É um casamento imperfeito em que os dissabores se sobrepõem aos sabores. Então,
o governo entra na história, para organizar a bagunça e ordenar as horas
extras. Consertar não vai, por ser algo errado, que uniu restos de escravidão
com leve verniz de civilidade. Caso queiram, as novas gerações farão brotar
outra mentalidade. Que surja uma relação empregatícia, sem a pirotecnia infame
de que se trata de alguém quase da família, tão próxima que é chamada pela
alcunha infeliz de “secretária”. Todos vão pegar no pesado, caso se sobreviva
às leis. E que se comece já, sem delongas, pois lei é lei.
A convivência patroa-empregada, embora seja difícil devido as suas
peculiaridades, era vista como flexível e negociável. Agora a lei invade essa
dupla sensível e pode ser que não dê boa coisa. É como se um casal discutisse
uma crise no casamento e um auditor se sentasse ao lado deles, e
demagogicamente definisse que apenas o lado mais fraco pudesse ganhar. Leis são
indispensáveis para amansar abusos dos dois lados, mas o endurecimento sem uma
situação intermediária para adaptação, ou seja, antes de a patroa ganhar mais,
poderá transformar o lado em questão em desempregada.
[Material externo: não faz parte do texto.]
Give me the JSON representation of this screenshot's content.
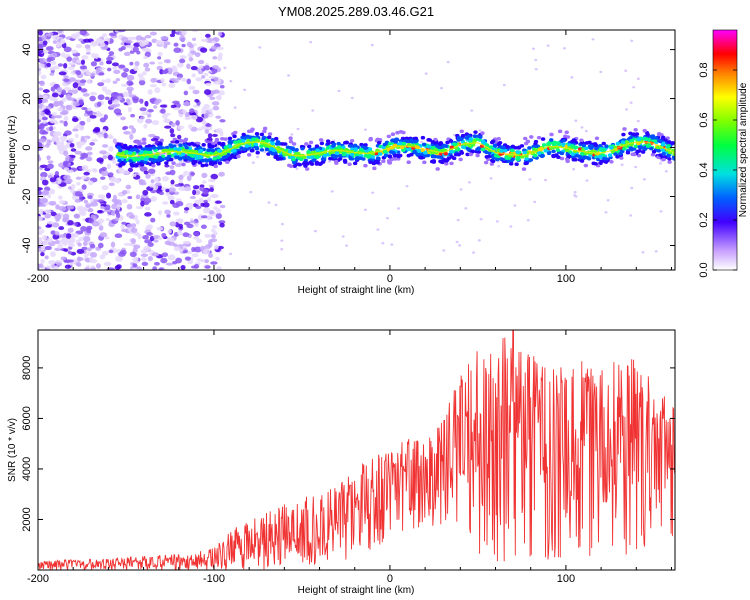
{
  "title": "YM08.2025.289.03.46.G21",
  "chart_data": [
    {
      "type": "heatmap",
      "name": "spectrogram",
      "xlabel": "Height of straight line (km)",
      "ylabel": "Frequency (Hz)",
      "xlim": [
        -200,
        162
      ],
      "ylim": [
        -50,
        48
      ],
      "xticks": [
        -200,
        -100,
        0,
        100
      ],
      "yticks": [
        -40,
        -20,
        0,
        20,
        40
      ],
      "colorbar": {
        "label": "Normalized spectral amplitude",
        "range": [
          0,
          0.96
        ],
        "ticks": [
          0.0,
          0.2,
          0.4,
          0.6,
          0.8
        ]
      },
      "ridge": {
        "description": "dominant frequency trace vs height",
        "x": [
          -155,
          -140,
          -120,
          -100,
          -85,
          -70,
          -55,
          -40,
          -25,
          -10,
          0,
          15,
          30,
          40,
          50,
          60,
          75,
          90,
          105,
          120,
          135,
          150,
          162
        ],
        "y": [
          -3,
          -2,
          -3,
          -2,
          1,
          1,
          -2,
          -3,
          -2,
          -1,
          0,
          -1,
          -1,
          2,
          1,
          -3,
          -2,
          0,
          -2,
          -1,
          1,
          1,
          -1
        ],
        "peak_amplitude_range": [
          -20,
          162
        ]
      },
      "noise_region": {
        "x_from": -200,
        "x_to": -95,
        "y_from": -50,
        "y_to": 48
      }
    },
    {
      "type": "line",
      "name": "snr",
      "xlabel": "Height of straight line (km)",
      "ylabel": "SNR (10 * v/v)",
      "xlim": [
        -200,
        162
      ],
      "ylim": [
        0,
        9500
      ],
      "xticks": [
        -200,
        -100,
        0,
        100
      ],
      "yticks": [
        2000,
        4000,
        6000,
        8000
      ],
      "color": "#f03232",
      "envelope": {
        "x": [
          -200,
          -150,
          -120,
          -100,
          -90,
          -75,
          -60,
          -45,
          -30,
          -20,
          -10,
          0,
          10,
          20,
          30,
          40,
          50,
          60,
          70,
          80,
          90,
          100,
          110,
          120,
          130,
          140,
          150,
          162
        ],
        "max": [
          350,
          500,
          650,
          900,
          1600,
          2100,
          2600,
          3000,
          3300,
          4000,
          4500,
          4800,
          5200,
          5300,
          6000,
          7800,
          8800,
          9000,
          9500,
          8600,
          8100,
          8000,
          8300,
          8200,
          8300,
          8500,
          7300,
          6500
        ],
        "min": [
          0,
          0,
          0,
          0,
          0,
          0,
          100,
          200,
          300,
          500,
          700,
          1300,
          1600,
          1700,
          1800,
          1900,
          300,
          200,
          500,
          400,
          400,
          500,
          500,
          600,
          500,
          500,
          600,
          800
        ]
      },
      "peak": {
        "x": 70,
        "y": 9500
      }
    }
  ]
}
Analisemos um caso de uma empregada de 56 anos e que não está dando
conta do serviço de antes (tarefa combinada na contratação) devido à idade, e
faltam apenas 4 anos para se aposentar. Caso, devido às novas exigências, seja
substituída por outra que, mais jovem, dê conta da tarefa, será punida e não
beneficiada. Quem dará emprego braçal para uma quase sexagenária? Nem todas
poderão atender em balcão de loja ou ser secretária, inclusive esta, que mal
sabe conversar. Ficarão fora do mercado mulheres sem qualificação, mas que
poderiam continuar como domésticas. A possível patroa não está abonada o
suficiente para lhes dar o emprego dentro das novas exigências. Com o
desemprego em massa será preciso recorrer à bolsa-família.
Vejamos o lado oposto, uma velha senhora que, contando as moedas,
consegue pagar uma diarista três vezes por semana. Com a nova lei esse ajeito
fica inviável para quem não consegue mais cuidar de si nem da casa. Aposentada,
ela poderá ter uma vizinha tão pobre quanto ela, uma jovem que não tem renda, e
que aceitaria fazer o serviço por alguns trocados. Porém a lei não o permite.
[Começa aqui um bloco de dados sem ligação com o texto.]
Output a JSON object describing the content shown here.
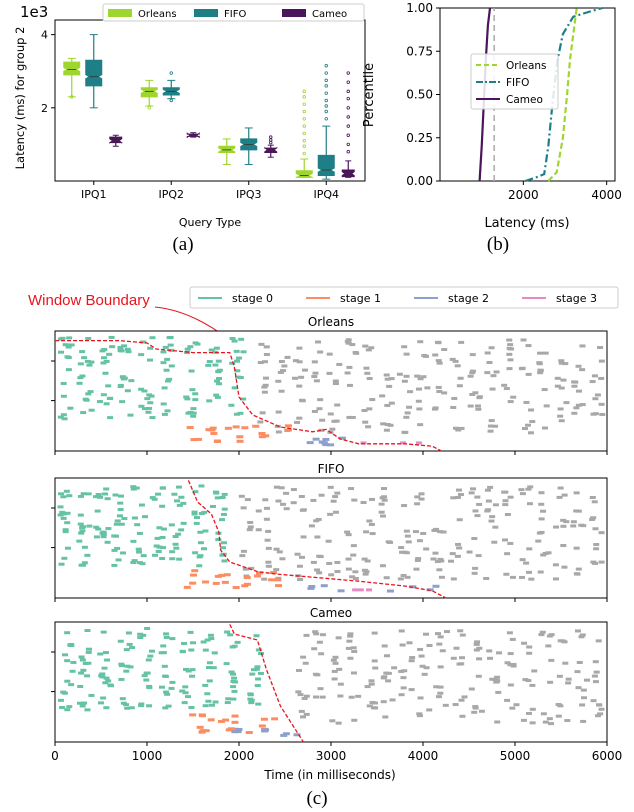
{
  "figure": {
    "captions": [
      "(a)",
      "(b)",
      "(c)"
    ],
    "window_boundary_label": "Window Boundary",
    "colors": {
      "orleans": "#9fd62e",
      "fifo": "#1f7f86",
      "cameo": "#4b145b",
      "stage0": "#66c2a5",
      "stage1": "#fc8d62",
      "stage2": "#8da0cb",
      "stage3": "#e78ac3",
      "stage_gray": "#a8a8a8",
      "boundary": "#e8141e"
    }
  },
  "chart_data": [
    {
      "type": "box",
      "id": "a",
      "ylabel": "Latency (ms) for group 2",
      "y_multiplier": "1e3",
      "xlabel": "Query Type",
      "ylim": [
        0,
        4.4
      ],
      "yticks": [
        2,
        4
      ],
      "categories": [
        "IPQ1",
        "IPQ2",
        "IPQ3",
        "IPQ4"
      ],
      "legend": {
        "position": "top",
        "entries": [
          "Orleans",
          "FIFO",
          "Cameo"
        ]
      },
      "series": [
        {
          "name": "Orleans",
          "color": "#9fd62e",
          "boxes": [
            {
              "whislo": 2.3,
              "q1": 2.9,
              "med": 3.05,
              "q3": 3.25,
              "whishi": 3.35,
              "fliers": [
                2.3
              ]
            },
            {
              "whislo": 2.05,
              "q1": 2.3,
              "med": 2.45,
              "q3": 2.55,
              "whishi": 2.75,
              "fliers": [
                2.0
              ]
            },
            {
              "whislo": 0.45,
              "q1": 0.78,
              "med": 0.85,
              "q3": 0.95,
              "whishi": 1.15,
              "fliers": []
            },
            {
              "whislo": 0.1,
              "q1": 0.1,
              "med": 0.15,
              "q3": 0.28,
              "whishi": 0.6,
              "fliers": [
                0.75,
                0.95,
                1.1,
                1.3,
                1.5,
                1.7,
                1.9,
                2.1,
                2.3,
                2.45
              ]
            }
          ]
        },
        {
          "name": "FIFO",
          "color": "#1f7f86",
          "boxes": [
            {
              "whislo": 2.0,
              "q1": 2.6,
              "med": 2.85,
              "q3": 3.3,
              "whishi": 4.0,
              "fliers": []
            },
            {
              "whislo": 2.25,
              "q1": 2.35,
              "med": 2.45,
              "q3": 2.55,
              "whishi": 2.75,
              "fliers": [
                2.2,
                2.95
              ]
            },
            {
              "whislo": 0.45,
              "q1": 0.85,
              "med": 1.0,
              "q3": 1.15,
              "whishi": 1.45,
              "fliers": []
            },
            {
              "whislo": 0.05,
              "q1": 0.15,
              "med": 0.3,
              "q3": 0.7,
              "whishi": 1.5,
              "fliers": [
                1.7,
                1.9,
                2.05,
                2.2,
                2.4,
                2.6,
                2.75,
                2.95,
                3.15
              ]
            }
          ]
        },
        {
          "name": "Cameo",
          "color": "#4b145b",
          "boxes": [
            {
              "whislo": 0.95,
              "q1": 1.05,
              "med": 1.1,
              "q3": 1.2,
              "whishi": 1.25,
              "fliers": []
            },
            {
              "whislo": 1.2,
              "q1": 1.22,
              "med": 1.25,
              "q3": 1.28,
              "whishi": 1.32,
              "fliers": []
            },
            {
              "whislo": 0.65,
              "q1": 0.78,
              "med": 0.85,
              "q3": 0.9,
              "whishi": 0.98,
              "fliers": [
                1.05,
                1.12,
                1.2
              ]
            },
            {
              "whislo": 0.1,
              "q1": 0.12,
              "med": 0.2,
              "q3": 0.3,
              "whishi": 0.55,
              "fliers": [
                0.8,
                1.0,
                1.25,
                1.5,
                1.75,
                2.0,
                2.25,
                2.45,
                2.7,
                2.95
              ]
            }
          ]
        }
      ]
    },
    {
      "type": "line",
      "id": "b",
      "xlabel": "Latency (ms)",
      "ylabel": "Percentile",
      "xlim": [
        0,
        4200
      ],
      "ylim": [
        0,
        1
      ],
      "xticks": [
        2000,
        4000
      ],
      "yticks": [
        "0.00",
        "0.25",
        "0.50",
        "0.75",
        "1.00"
      ],
      "legend": {
        "position": "upper-left"
      },
      "series": [
        {
          "name": "Orleans",
          "dash": "dash",
          "color": "#9fd62e",
          "x": [
            2600,
            2800,
            2950,
            3050,
            3120,
            3200,
            3280
          ],
          "y": [
            0,
            0.05,
            0.25,
            0.5,
            0.7,
            0.85,
            1.0
          ]
        },
        {
          "name": "FIFO",
          "dash": "dashdot",
          "color": "#1f7f86",
          "x": [
            2050,
            2300,
            2500,
            2600,
            2700,
            2820,
            2950,
            3200,
            3600,
            3900
          ],
          "y": [
            0,
            0.02,
            0.04,
            0.2,
            0.45,
            0.7,
            0.85,
            0.95,
            0.98,
            1.0
          ]
        },
        {
          "name": "Cameo",
          "dash": "solid",
          "color": "#4b145b",
          "x": [
            950,
            1000,
            1050,
            1100,
            1150,
            1200
          ],
          "y": [
            0,
            0.2,
            0.45,
            0.7,
            0.9,
            1.0
          ]
        }
      ],
      "extra_line": {
        "x": 1300,
        "color": "#aaaaaa",
        "dash": "dash"
      }
    },
    {
      "type": "raster",
      "id": "c",
      "xlabel": "Time (in milliseconds)",
      "xlim": [
        0,
        6000
      ],
      "xticks": [
        0,
        1000,
        2000,
        3000,
        4000,
        5000,
        6000
      ],
      "legend": {
        "position": "top",
        "entries": [
          "stage 0",
          "stage 1",
          "stage 2",
          "stage 3"
        ]
      },
      "panels": [
        {
          "title": "Orleans",
          "stage0_columns": [
            100,
            300,
            520,
            740,
            960,
            1200,
            1450,
            1700,
            1950
          ],
          "stage0_end": 2000,
          "stage1_range": [
            1400,
            2600
          ],
          "stage2_range": [
            2700,
            3100
          ],
          "stage3_range": [
            3300,
            4050
          ],
          "gray_end": 5950,
          "boundary": [
            [
              0,
              0.92
            ],
            [
              700,
              0.92
            ],
            [
              1000,
              0.9
            ],
            [
              1100,
              0.85
            ],
            [
              1500,
              0.82
            ],
            [
              1900,
              0.82
            ],
            [
              1950,
              0.7
            ],
            [
              2000,
              0.45
            ],
            [
              2150,
              0.3
            ],
            [
              2450,
              0.2
            ],
            [
              2800,
              0.16
            ],
            [
              2950,
              0.18
            ],
            [
              3100,
              0.1
            ],
            [
              3300,
              0.06
            ],
            [
              3800,
              0.06
            ],
            [
              4100,
              0.04
            ],
            [
              4200,
              0.0
            ]
          ]
        },
        {
          "title": "FIFO",
          "stage0_columns": [
            80,
            280,
            480,
            680,
            880,
            1100,
            1300,
            1550,
            1750
          ],
          "stage0_end": 1800,
          "stage1_range": [
            1400,
            2400
          ],
          "stage2_range": [
            2600,
            4200
          ],
          "stage3_range": [
            3200,
            3400
          ],
          "gray_end": 5950,
          "boundary": [
            [
              1450,
              0.98
            ],
            [
              1550,
              0.8
            ],
            [
              1700,
              0.7
            ],
            [
              1780,
              0.55
            ],
            [
              1800,
              0.4
            ],
            [
              1900,
              0.3
            ],
            [
              2200,
              0.22
            ],
            [
              2400,
              0.2
            ],
            [
              2700,
              0.18
            ],
            [
              3300,
              0.14
            ],
            [
              3800,
              0.1
            ],
            [
              4100,
              0.06
            ],
            [
              4250,
              0.0
            ]
          ]
        },
        {
          "title": "Cameo",
          "stage0_columns": [
            100,
            300,
            520,
            740,
            960,
            1180,
            1400,
            1650,
            1900,
            2150
          ],
          "stage0_end": 2400,
          "stage1_range": [
            1400,
            2400
          ],
          "stage2_range": [
            1900,
            2600
          ],
          "stage3_range": null,
          "gray_end": 5950,
          "boundary": [
            [
              1900,
              0.98
            ],
            [
              1950,
              0.9
            ],
            [
              2200,
              0.85
            ],
            [
              2300,
              0.6
            ],
            [
              2450,
              0.3
            ],
            [
              2600,
              0.12
            ],
            [
              2700,
              0.0
            ]
          ]
        }
      ]
    }
  ]
}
Nesse caso a informalidade ganha força.
Um casal jovem tem um filhinho. Estão começando a vida e podem pagar uma
babá e não duas como a lei exige, ou uma creche. A mãe deverá abandonar o
trabalho para ficar em casa olhando o filho? Haverá uma regressão na
arquitetura social. Ou ainda, uma empregada tem um filho, e a família
empregadora precisa pagar a creche, como despesa extra. Mulheres com filhos
pequenos já são preteridas, e mais ainda agora. Nos países ricos só os muito
ricos têm empregada e ninguém morreu por isso. Organizando a família e cada um
fazendo uma parte da tarefa será possível viver bem, embora as características
sociais de tais países não sejam semelhantes às do Brasil.
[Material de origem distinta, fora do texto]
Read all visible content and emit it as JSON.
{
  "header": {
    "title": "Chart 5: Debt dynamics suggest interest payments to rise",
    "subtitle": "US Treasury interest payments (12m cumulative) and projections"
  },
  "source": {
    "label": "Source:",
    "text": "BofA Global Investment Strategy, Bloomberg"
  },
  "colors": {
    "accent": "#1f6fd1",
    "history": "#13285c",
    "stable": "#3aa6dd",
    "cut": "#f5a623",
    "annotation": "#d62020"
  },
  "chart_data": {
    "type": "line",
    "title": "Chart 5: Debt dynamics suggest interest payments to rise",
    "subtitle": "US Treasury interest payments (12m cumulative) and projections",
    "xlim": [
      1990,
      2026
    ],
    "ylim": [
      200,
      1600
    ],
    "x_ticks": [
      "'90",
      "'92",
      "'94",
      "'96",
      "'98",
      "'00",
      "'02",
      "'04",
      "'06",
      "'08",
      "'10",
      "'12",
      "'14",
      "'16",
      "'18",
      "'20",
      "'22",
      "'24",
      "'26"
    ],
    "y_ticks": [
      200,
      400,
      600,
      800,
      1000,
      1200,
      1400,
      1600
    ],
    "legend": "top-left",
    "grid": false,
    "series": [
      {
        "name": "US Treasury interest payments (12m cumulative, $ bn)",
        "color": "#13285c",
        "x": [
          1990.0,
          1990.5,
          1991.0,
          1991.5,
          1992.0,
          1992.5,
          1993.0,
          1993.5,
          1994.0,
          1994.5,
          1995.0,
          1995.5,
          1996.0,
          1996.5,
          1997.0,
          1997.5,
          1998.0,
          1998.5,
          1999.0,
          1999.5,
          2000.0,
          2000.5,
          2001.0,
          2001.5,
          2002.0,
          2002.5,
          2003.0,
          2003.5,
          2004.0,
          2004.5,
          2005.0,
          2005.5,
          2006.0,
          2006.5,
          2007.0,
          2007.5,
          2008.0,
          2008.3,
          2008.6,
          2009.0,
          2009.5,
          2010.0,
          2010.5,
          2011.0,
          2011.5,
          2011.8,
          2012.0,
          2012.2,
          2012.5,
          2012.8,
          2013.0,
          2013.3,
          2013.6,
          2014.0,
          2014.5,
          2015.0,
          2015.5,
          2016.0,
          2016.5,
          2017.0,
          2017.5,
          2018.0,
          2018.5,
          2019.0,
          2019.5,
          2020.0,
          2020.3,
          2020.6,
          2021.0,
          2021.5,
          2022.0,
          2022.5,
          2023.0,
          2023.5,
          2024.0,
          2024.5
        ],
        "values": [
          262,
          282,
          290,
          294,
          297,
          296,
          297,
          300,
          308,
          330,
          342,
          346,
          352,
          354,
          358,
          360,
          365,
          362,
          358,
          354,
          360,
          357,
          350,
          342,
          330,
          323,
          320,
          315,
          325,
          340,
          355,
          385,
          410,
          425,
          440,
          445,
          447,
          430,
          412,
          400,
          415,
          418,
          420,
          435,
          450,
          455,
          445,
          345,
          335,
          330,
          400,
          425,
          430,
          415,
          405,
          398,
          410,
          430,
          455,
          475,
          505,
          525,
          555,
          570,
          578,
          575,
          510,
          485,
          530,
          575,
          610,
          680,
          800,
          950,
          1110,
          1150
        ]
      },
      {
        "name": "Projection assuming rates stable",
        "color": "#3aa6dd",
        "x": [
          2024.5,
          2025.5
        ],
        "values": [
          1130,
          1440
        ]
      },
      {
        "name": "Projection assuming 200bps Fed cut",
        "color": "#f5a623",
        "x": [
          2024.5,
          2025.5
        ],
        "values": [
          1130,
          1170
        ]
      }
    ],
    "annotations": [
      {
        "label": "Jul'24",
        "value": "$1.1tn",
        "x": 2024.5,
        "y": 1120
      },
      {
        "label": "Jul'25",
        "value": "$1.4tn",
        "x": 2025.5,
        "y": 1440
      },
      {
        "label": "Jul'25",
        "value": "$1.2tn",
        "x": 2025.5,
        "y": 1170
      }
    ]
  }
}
Há cidades pobres em que uma empregada doméstica aceita receber R$170,00
por mês, trabalhando todos os dias da semana. Injustíssimo e até vergonhoso,
mas totalmente real. Com o endurecimento da lei, há vontade de segui-la, porém,
com impossibilidade monetária a situação levará muita gente à miséria ainda
maior, pois de renda injusta não haverá renda nenhuma.
Os burocratas podem estar bem intencionados, mas entendem pouco do mundo
real. Os encargos sociais, caso pudessem ser pagos pelas patroas que aí estão,
levariam a ganhos em qualidade de vida para uma população escravizada por uma
jornada interminável. É normal haver uma grita de quem está perdendo seus
privilégios. Com o tempo haverá uma rearrumação. Eu, de minha parte, já estou
cumprindo a lei e nem de longe pretendo com esse modesto artigo fazer algum
levante. Minha contribuição para os ajustes finais é mostrar que com intenção
de ajudar aos desfavorecidos a lei pode atrapalhar.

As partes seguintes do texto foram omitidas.